ÚTEIS, VOLUPTUÁRIAS OU NECESSÁRIAS?
A legislação deixa bem claro aos síndicos e condôminos o percentual mínimo estipulado para a aprovação das obras. As dúvidas ficam por conta do entendimento de sua natureza, algo que pode ser tratado em Convenção.
O Novo Código Civil está claro. Seu artigo 1.341 estipula o quorum de dois terços dos condôminos para a aprovação das obras “voluptuárias”, de uma maioria simples para intervenções “úteis” e até dispensa votação prévia em caso de “reparações necessárias”, marcadas pelo caráter da urgência. No artigo seguinte, o de número 1.342, determina que mudanças nas áreas comuns, como as construções “em acréscimo às já existentes, a fim de lhes facilitar ou aumentar a utilização”, também passem por aprovação dos dois terços. Já um novo pavimento, subsolo ou edifício depende de votação unânime.
“A questão do quorum nas votações das obras não trará dificuldade se o síndico observar o que está disposto no novo Código Civil”, afirma a advogada Evelyn Roberta Gasparetto, autora, juntamente com Cristina Muccio Guidon, do livro “Administrando Condomínios” (Editora Servanda, 2010). A interpretação, no entanto, deixa dúvidas, admite a advogada. Contratar obras e serviços de individualização do gás seria “útil”, por uma questão de economia, ou poderia entrar no quesito “necessária”, se facilitar a identificação de pontos de vazamentos e contribuir para a solução definitiva do problema?
Segundo Evelyn, o novo Código abrange de maneira satisfatória “o escopo dos quoruns relativos às obras”.

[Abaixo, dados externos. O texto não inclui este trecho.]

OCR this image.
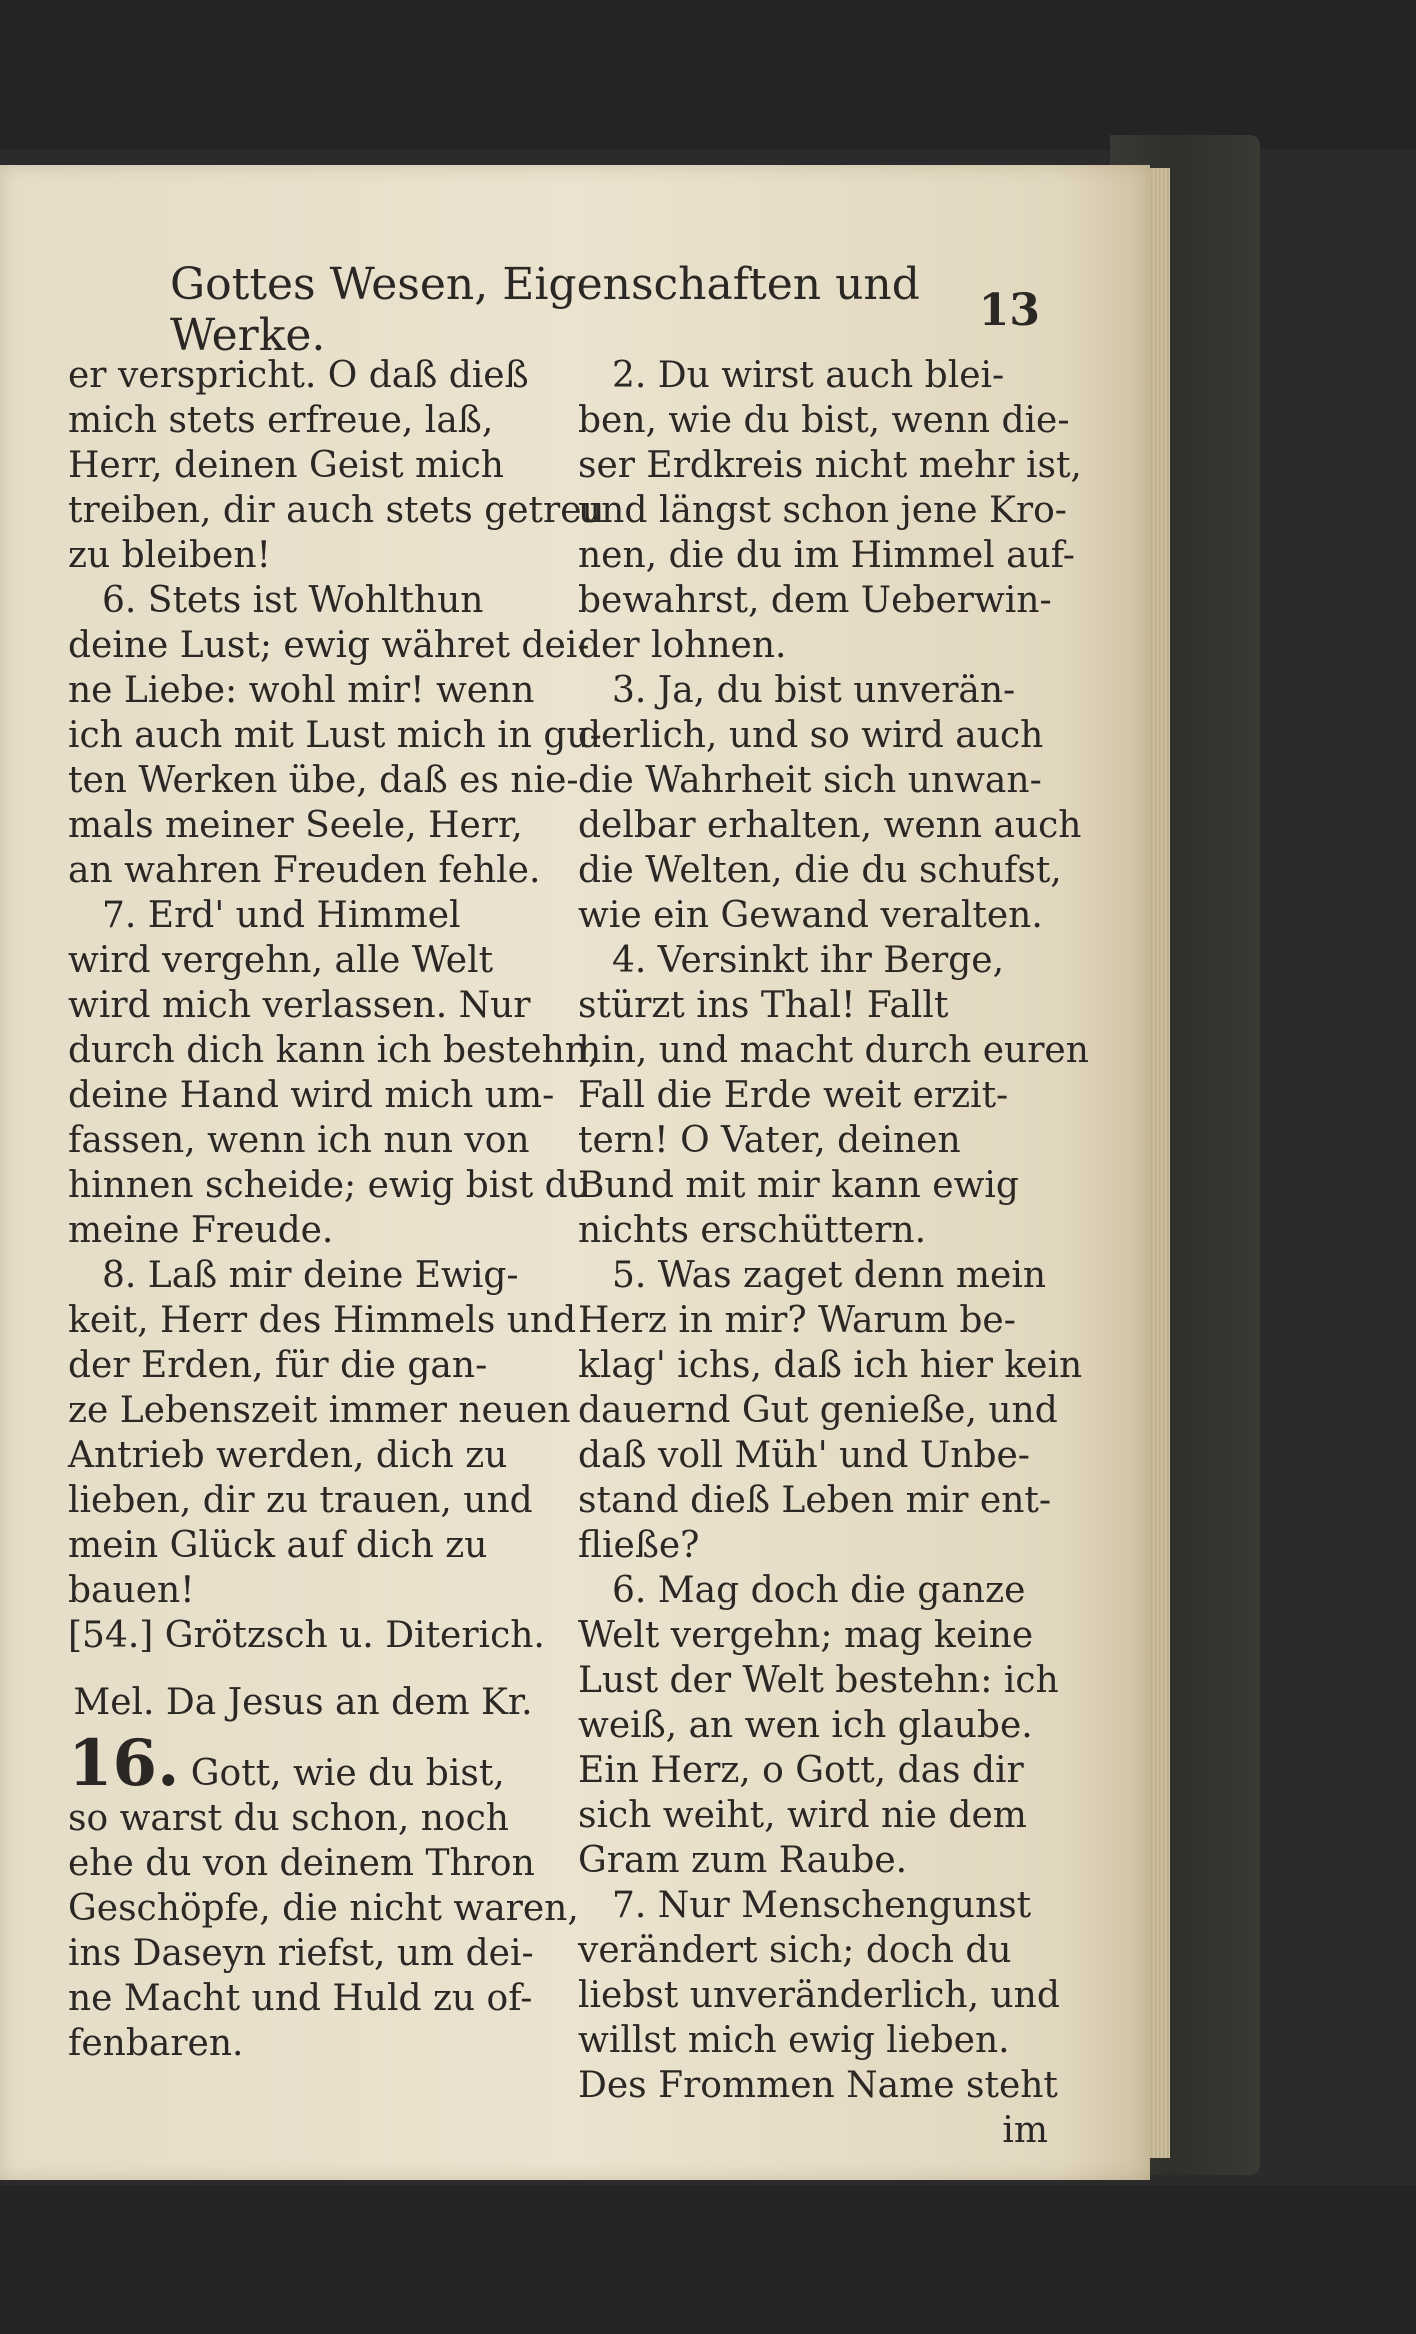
Gottes Wesen, Eigenschaften und Werke.	13
er verspricht. O daß dieß
mich stets erfreue, laß,
Herr, deinen Geist mich
treiben, dir auch stets getreu
zu bleiben!
6. Stets ist Wohlthun
deine Lust; ewig währet dei-
ne Liebe: wohl mir! wenn
ich auch mit Lust mich in gu-
ten Werken übe, daß es nie-
mals meiner Seele, Herr,
an wahren Freuden fehle.
7. Erd' und Himmel
wird vergehn, alle Welt
wird mich verlassen. Nur
durch dich kann ich bestehn,
deine Hand wird mich um-
fassen, wenn ich nun von
hinnen scheide; ewig bist du
meine Freude.
8. Laß mir deine Ewig-
keit, Herr des Himmels und
der Erden, für die gan-
ze Lebenszeit immer neuen
Antrieb werden, dich zu
lieben, dir zu trauen, und
mein Glück auf dich zu
bauen!
[54.] Grötzsch u. Diterich.
Mel. Da Jesus an dem Kr.
16. Gott, wie du bist,
so warst du schon, noch
ehe du von deinem Thron
Geschöpfe, die nicht waren,
ins Daseyn riefst, um dei-
ne Macht und Huld zu of-
fenbaren.
2. Du wirst auch blei-
ben, wie du bist, wenn die-
ser Erdkreis nicht mehr ist,
und längst schon jene Kro-
nen, die du im Himmel auf-
bewahrst, dem Ueberwin-
der lohnen.
3. Ja, du bist unverän-
derlich, und so wird auch
die Wahrheit sich unwan-
delbar erhalten, wenn auch
die Welten, die du schufst,
wie ein Gewand veralten.
4. Versinkt ihr Berge,
stürzt ins Thal! Fallt
hin, und macht durch euren
Fall die Erde weit erzit-
tern! O Vater, deinen
Bund mit mir kann ewig
nichts erschüttern.
5. Was zaget denn mein
Herz in mir? Warum be-
klag' ichs, daß ich hier kein
dauernd Gut genieße, und
daß voll Müh' und Unbe-
stand dieß Leben mir ent-
fließe?
6. Mag doch die ganze
Welt vergehn; mag keine
Lust der Welt bestehn: ich
weiß, an wen ich glaube.
Ein Herz, o Gott, das dir
sich weiht, wird nie dem
Gram zum Raube.
7. Nur Menschengunst
verändert sich; doch du
liebst unveränderlich, und
willst mich ewig lieben.
Des Frommen Name steht
im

As dúvidas incidem sobre as definições do que sejam “úteis”, “voluptuárias” e “necessárias”. Conforme o artigo 96 do Código, são consideradas “voluptuárias” aquelas que servem para “mero deleite ou recreio, que não aumentam o uso habitual do bem, ainda que o tornem mais agradável, ou seja, de elevado valor”. Evelyn cita como exemplo o paisagismo e a decoração do hall social. Já as “úteis” são aquelas que “aumentam e facilitam o uso do bem” e as “necessárias” se inserem no escopo das que “evitam a deterioração dos bens”.
Para facilitar a vida dos síndicos e condôminos, a advogada sugere qualificar essas obras na Convenção, “incluindo-se um descritivo do que venham a ser”.
A administradora Cristina Muccio Guidon, parceira de Evelyn no livro e atuante na área de gestão condominial, defende que o síndico esclareça aos moradores presentes na assembleia “se a obra em pauta para aprovação se trata de benfeitoria, manutenção ou reparo emergencial”. “A interpretação se é ‘voluptuária’, ‘útil’ ou ‘necessária’ tem sido um fator que dificulta a aprovação em razão do quorum necessário para cada caso”, comenta. Além disso, é comum, conforme observa Cristina, “a falta de objetividade e clareza na apresentação do projeto” também gerar problemas na aprovação.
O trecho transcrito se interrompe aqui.